Backend Selection
HASEonGPU uses alpaka to support different hardware backends.
Backend selection happens in two steps:
build-time backend selection
runtime backend selection
The build-time selection defines which alpaka backends are compiled into HASEonGPU. The runtime selection chooses one of these compiled and available backends for a specific simulation run.
HASEonGPU also builds a small backend-name library,
HaseAlpakaBackendNames, which exposes the backend names detected by the
compiled alpaka configuration. The Python interface uses this library to ask
the installed build which backend names are valid on the current machine.
Build-time backend selection
The backends available at runtime depend on which alpaka backends were enabled when configuring HASEonGPU with CMake.
By default, HASEonGPU tries to detect supported backend dependencies such as
CUDA, HIP, and TBB automatically.
In the case of manual compilation: discrete/manual backend selection can be enabled with
the CMake option HASE_SELECT_BACKEND_ALPAKA.
When manual selection is enabled, the existing alpaka CMake options can be used directly to select APIs, device kinds, and executors.
The relevant alpaka CMake options are documented in the alpaka CMake argument documentation.
For example, a manual CUDA-focused backend configuration can use:
cmake -S . -B build \
-DHASE_SELECT_BACKEND_ALPAKA=ON \
-Dalpaka_DEP_CUDA=ON \
-Dalpaka_DEP_HIP=OFF \
-Dalpaka_DEP_TBB=OFF \
-Dalpaka_EXEC_CpuSerial=OFF
For more information about manually compiling HASEonGPU, see Compilation.
The exact set of available alpaka CMake options may change between alpaka versions.

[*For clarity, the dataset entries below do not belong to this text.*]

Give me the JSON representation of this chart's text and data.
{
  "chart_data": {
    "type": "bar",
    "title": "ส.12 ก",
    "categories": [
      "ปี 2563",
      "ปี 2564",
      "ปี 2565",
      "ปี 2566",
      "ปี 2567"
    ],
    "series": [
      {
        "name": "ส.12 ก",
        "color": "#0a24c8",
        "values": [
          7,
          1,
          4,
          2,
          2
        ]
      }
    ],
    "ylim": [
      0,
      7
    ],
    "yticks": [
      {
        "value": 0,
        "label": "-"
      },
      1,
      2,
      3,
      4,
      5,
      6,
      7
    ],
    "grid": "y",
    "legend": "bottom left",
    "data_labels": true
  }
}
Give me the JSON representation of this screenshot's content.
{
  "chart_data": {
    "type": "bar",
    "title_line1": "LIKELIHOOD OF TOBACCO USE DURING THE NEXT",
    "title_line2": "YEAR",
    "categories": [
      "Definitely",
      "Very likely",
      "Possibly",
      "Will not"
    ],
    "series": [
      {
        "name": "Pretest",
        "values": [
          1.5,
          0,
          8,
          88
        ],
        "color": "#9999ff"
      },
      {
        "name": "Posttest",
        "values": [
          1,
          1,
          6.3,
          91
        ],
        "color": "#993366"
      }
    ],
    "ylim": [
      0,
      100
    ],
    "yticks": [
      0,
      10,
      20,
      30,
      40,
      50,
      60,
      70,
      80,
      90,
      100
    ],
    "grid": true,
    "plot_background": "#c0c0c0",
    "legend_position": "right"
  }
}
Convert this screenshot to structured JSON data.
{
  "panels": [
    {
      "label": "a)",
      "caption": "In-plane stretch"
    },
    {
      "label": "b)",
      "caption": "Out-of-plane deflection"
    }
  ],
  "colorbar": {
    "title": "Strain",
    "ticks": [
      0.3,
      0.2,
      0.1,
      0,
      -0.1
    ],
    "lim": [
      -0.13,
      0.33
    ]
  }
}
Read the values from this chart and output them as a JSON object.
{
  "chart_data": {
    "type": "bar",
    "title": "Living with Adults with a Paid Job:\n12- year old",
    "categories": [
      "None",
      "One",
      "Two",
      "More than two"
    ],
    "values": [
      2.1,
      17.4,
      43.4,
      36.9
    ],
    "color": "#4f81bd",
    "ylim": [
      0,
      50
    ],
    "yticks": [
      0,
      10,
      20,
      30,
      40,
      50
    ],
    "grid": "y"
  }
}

Therefore, the alpaka documentation should be treated as the primary reference for the supported backend configuration flags. It is possible to compile HASEonGPU with all backends provided by alpaka, including SYCL CPU/GPU backends. However, HASEonGPU is currently tested mainly with CUDA, HIP and host backends. Other backends should therefore be treated as experimental.
Backend-name helper library
During the CMake build, HASEonGPU also builds the shared library target
HaseAlpakaBackendNames. This library links against the same HASEonGPU core
and alpaka configuration as the simulation code. It enumerates alpaka’s
enabled APIs and executors, filters them to backends for which a device can be
created, and exposes the resulting names through a small C ABI.
For Python builds, CMake copies this library into the build package next to the Python extension:
build/python/HASEonGPU_Bindings/libHaseAlpakaBackendNames.so
On macOS the filename ends in .dylib. On Windows it is
HaseAlpakaBackendNames.dll.
This library is useful because backend availability is not only a static CMake setting. A backend must be compiled in and usable on the machine where the code runs. For example, a CUDA backend name should only be reported when that backend was enabled in the build and alpaka can create a CUDA device.
If the Python package cannot find this helper library, build the target explicitly:
cmake --build build --target HaseAlpakaBackendNames
When the Python interface is built, the regular Python extension target also copies the helper library into the Python runtime package.
Runtime backend selection
At runtime, the --backend= command-line option, or the equivalent
backend option in the MATLAB and Python interfaces, selects which of the
compiled backends should be used for the simulation.
If the command-line binary is given a backend string that does not match any
compiled backend with an available device, it prints the list of currently
available runtime backends before exiting. Use one of those names as the
--backend= value.
Backend names are constructed from alpaka’s api, deviceKind, and
executor:
api_deviceKind_executor
Only backends that were enabled at build time can be selected at runtime.
Query available backends from Python
The Python front end exposes the CMake-built backend-name library through
AlpakaBackends:
from HASEonGPU import AlpakaBackends
print(AlpakaBackends.all())
AlpakaBackends.known() is an alias for AlpakaBackends.all():
available = AlpakaBackends.known()
backend = available[0]
If a backend name is a valid Python identifier, it is also available as a class attribute:
backend = AlpakaBackends.Host_Cpu_CpuSerial
The returned strings are the values to pass to the new Python interface:
from HASEonGPU import PhiASE
phi_ase = PhiASE(
spectralProperties=spectra,
backend=AlpakaBackends.Host_Cpu_CpuSerial,
parallelMode="single",
)
or to the command-line binary:
./build/calcPhiASE --backend=Host_Cpu_CpuSerial ...
If importing AlpakaBackends raises an error about the backend-name library,
the Python package can see the Python files but not the compiled helper
library. Build HaseAlpakaBackendNames and make sure the generated library
is either installed with the Python package or present under
build/python/HASEonGPU_Bindings.
The available APIs, device kinds, and executors are documented in the alpaka cheatsheet.
For a more detailed explanation of alpaka devices and backend selection, see the alpaka device documentation.